The importance of this shift extends beyond the designation of certain Muslim Brotherhood branches in Egypt, Jordan, Lebanon, and Sudan as terrorist organizations. More importantly, it reflects the adoption of a broader strategic vision that links the Brotherhood’s ideological and organizational structure to the evolution of numerous terrorist organizations that have emerged over the past several decades. This approach is likely to influence future sanctions policies, security cooperation, intelligence-sharing mechanisms, and the broader framework governing U.S. relations with a number of political actors across the Middle East.
Undoubtedly, this shift will remain the subject of considerable academic and political debate. Many researchers, analysts, and scholars will continue to challenge the direct linkage between the Muslim Brotherhood and armed terrorist organizations. Others, however, will argue that the strategy reflects a conclusion reached by U.S. security institutions after decades of monitoring the evolution of radical Islamist movements and their transnational networks, as well as documenting patterns of ideological and organizational overlap between such movements and terrorist organizations.
Nevertheless, what is difficult to ignore is that the new U.S. strategy represents a major turning point in official counterterrorism doctrine. It not only redefines the nature of the terrorist threat but also reexamines the relationship between political Islam and violent extremism from the perspective of U.S. national security. For this reason, future historians and researchers may well regard the 2026 strategy as a watershed moment in the evolution of American thinking on how to address Islamist terrorism, much as the September 11 attacks marked a historic turning point in an earlier era.

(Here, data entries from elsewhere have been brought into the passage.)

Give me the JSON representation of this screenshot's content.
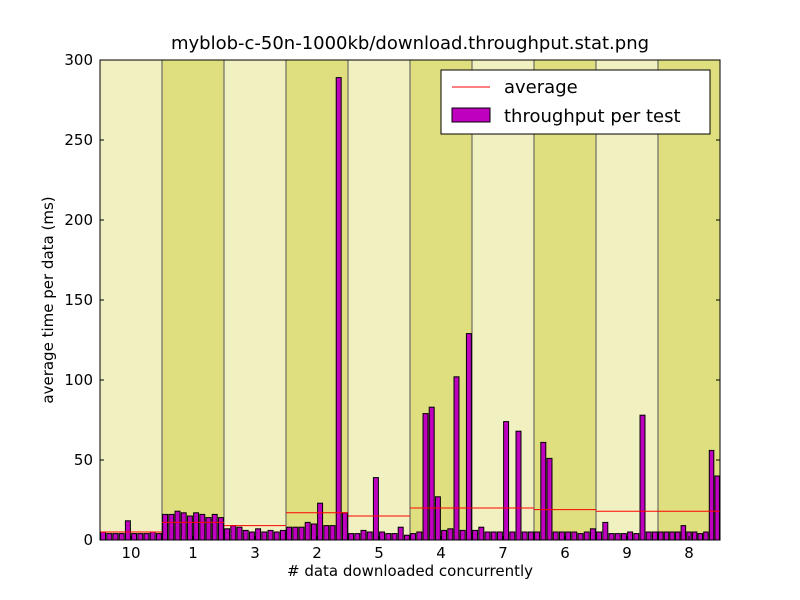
{
  "chart_data": {
    "type": "bar",
    "title": "myblob-c-50n-1000kb/download.throughput.stat.png",
    "xlabel": "# data downloaded concurrently",
    "ylabel": "average time per data (ms)",
    "ylim": [
      0,
      300
    ],
    "yticks": [
      "0",
      "50",
      "100",
      "150",
      "200",
      "250",
      "300"
    ],
    "legend_position": "top-right",
    "legend": [
      {
        "label": "average",
        "kind": "line"
      },
      {
        "label": "throughput per test",
        "kind": "bar"
      }
    ],
    "colors": {
      "bar_fill": "#bf00bf",
      "bar_edge": "#000000",
      "average_line": "#ff0000",
      "band_light": "#f0f0c0",
      "band_dark": "#dfdf80"
    },
    "groups": [
      {
        "label": "10",
        "average": 5,
        "values": [
          5,
          4,
          4,
          4,
          12,
          4,
          4,
          4,
          5,
          4
        ]
      },
      {
        "label": "1",
        "average": 11,
        "values": [
          16,
          16,
          18,
          17,
          15,
          17,
          16,
          14,
          16,
          14
        ]
      },
      {
        "label": "3",
        "average": 9,
        "values": [
          7,
          9,
          8,
          6,
          5,
          7,
          5,
          6,
          5,
          6
        ]
      },
      {
        "label": "2",
        "average": 17,
        "values": [
          8,
          8,
          8,
          11,
          10,
          23,
          9,
          9,
          289,
          17
        ]
      },
      {
        "label": "5",
        "average": 15,
        "values": [
          4,
          4,
          6,
          5,
          39,
          5,
          4,
          4,
          8,
          3
        ]
      },
      {
        "label": "4",
        "average": 20,
        "values": [
          4,
          5,
          79,
          83,
          27,
          6,
          7,
          102,
          6,
          129
        ]
      },
      {
        "label": "7",
        "average": 20,
        "values": [
          6,
          8,
          5,
          5,
          5,
          74,
          5,
          68,
          5,
          5
        ]
      },
      {
        "label": "6",
        "average": 19,
        "values": [
          5,
          61,
          51,
          5,
          5,
          5,
          5,
          4,
          5,
          7
        ]
      },
      {
        "label": "9",
        "average": 18,
        "values": [
          5,
          11,
          4,
          4,
          4,
          5,
          4,
          78,
          5,
          5
        ]
      },
      {
        "label": "8",
        "average": 18,
        "values": [
          5,
          5,
          5,
          5,
          9,
          5,
          5,
          4,
          5,
          56,
          40
        ]
      }
    ]
  }
}
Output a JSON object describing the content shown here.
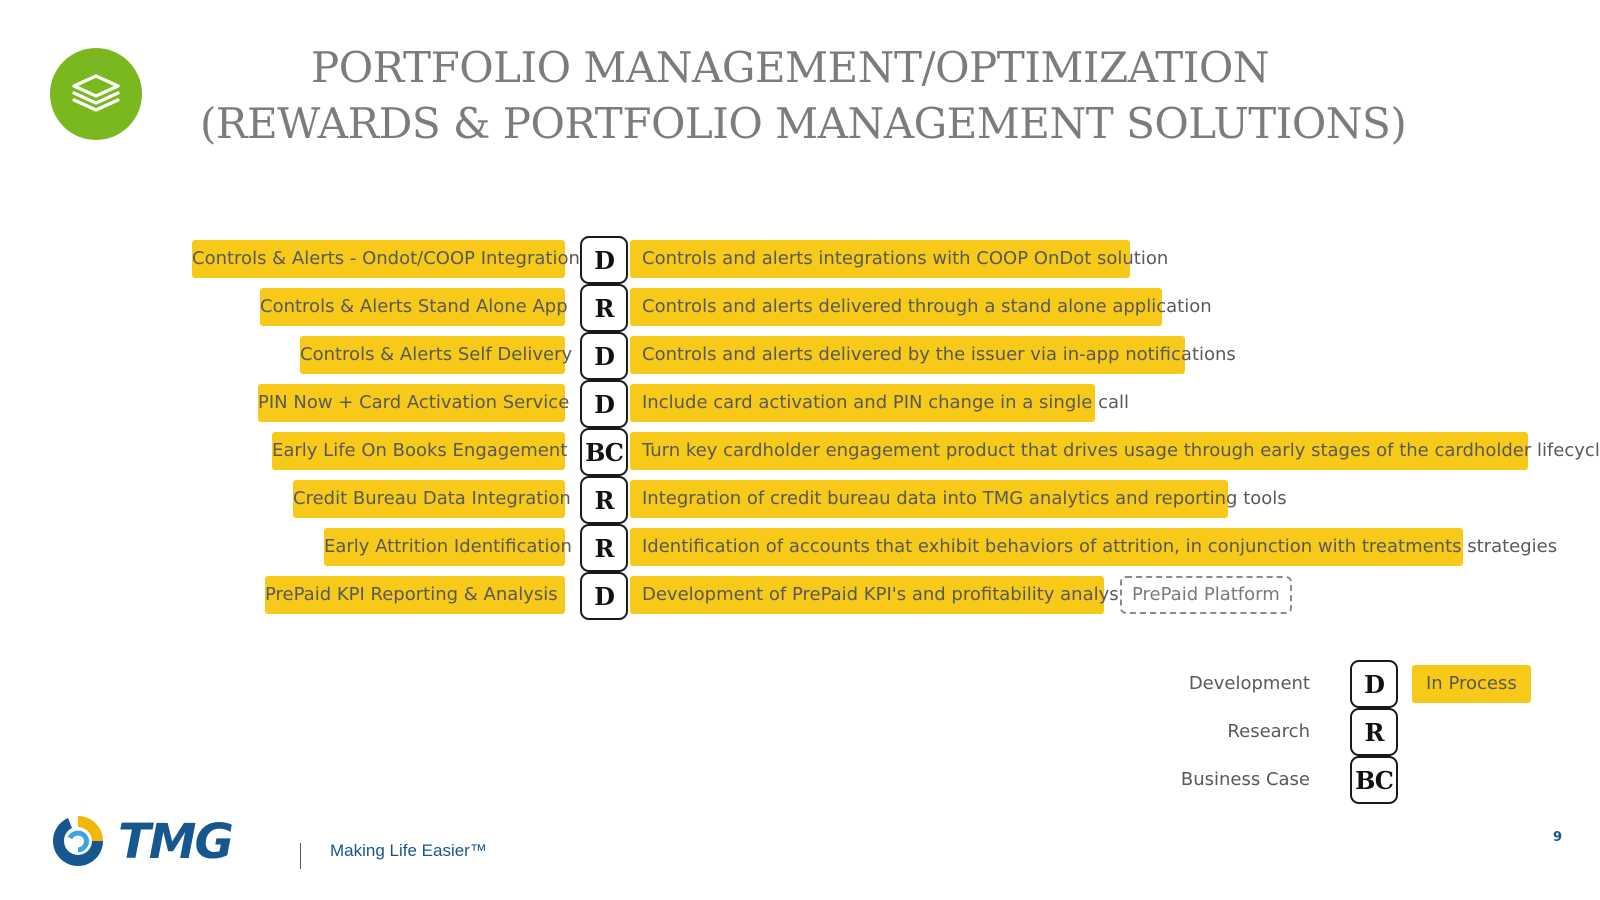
{
  "header": {
    "title_line1": "PORTFOLIO MANAGEMENT/OPTIMIZATION",
    "title_line2": "(REWARDS & PORTFOLIO MANAGEMENT SOLUTIONS)",
    "icon": "layers-icon"
  },
  "rows": [
    {
      "name": "Controls & Alerts - Ondot/COOP Integration",
      "status": "D",
      "description": "Controls and alerts integrations with COOP OnDot solution"
    },
    {
      "name": "Controls & Alerts Stand Alone App",
      "status": "R",
      "description": "Controls and alerts delivered through a stand alone application"
    },
    {
      "name": "Controls & Alerts Self Delivery",
      "status": "D",
      "description": "Controls and alerts delivered by the issuer via in-app notifications"
    },
    {
      "name": "PIN Now + Card Activation Service",
      "status": "D",
      "description": "Include card activation and PIN change in a single call"
    },
    {
      "name": "Early Life On Books Engagement",
      "status": "BC",
      "description": "Turn key cardholder engagement product that drives usage through early stages of the cardholder lifecycle"
    },
    {
      "name": "Credit Bureau Data Integration",
      "status": "R",
      "description": "Integration of credit bureau data into TMG analytics and reporting tools"
    },
    {
      "name": "Early Attrition Identification",
      "status": "R",
      "description": "Identification of accounts that exhibit behaviors of attrition, in conjunction with treatments strategies"
    },
    {
      "name": "PrePaid KPI Reporting & Analysis",
      "status": "D",
      "description": "Development of PrePaid KPI's and profitability analysis",
      "tag": "PrePaid Platform"
    }
  ],
  "legend": {
    "items": [
      {
        "label": "Development",
        "code": "D"
      },
      {
        "label": "Research",
        "code": "R"
      },
      {
        "label": "Business Case",
        "code": "BC"
      }
    ],
    "in_process_label": "In Process"
  },
  "footer": {
    "logo_text": "TMG",
    "tagline": "Making Life Easier™",
    "page_number": "9"
  },
  "colors": {
    "highlight": "#f7c919",
    "icon_green": "#79b81e",
    "brand_blue": "#17578f"
  }
}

In my view, regardless of whether one supports or opposes this approach, the central message of the strategy is unmistakable: the United States is no longer focused solely on combating existing terrorist organizations. It is also seeking to target what it considers the ideological and organizational roots that produced and facilitated the growth and spread of those organizations. The strategy has also broken a long-standing barrier within many academic, research, and political circles, where drawing a direct connection between the Muslim Brotherhood and terrorist organizations—from Al-Qaeda to ISIS and their affiliated branches and formations—was often regarded as a highly sensitive subject, surrounded by hesitation, caution, and, at times, fear.
Today, that linkage is no longer merely a hypothesis advanced by a limited number of researchers or experts. It has become part of the official framework through which the U.S. administration approaches contemporary counterterrorism policy.
Should this approach continue under future administrations, the world may be witnessing the beginning of a comprehensive redefinition of counterterrorism concepts and policies at both the regional and international levels. The strategic, political, and security implications of such a shift would extend far beyond the Middle East, potentially influencing the broader architecture of the international system itself.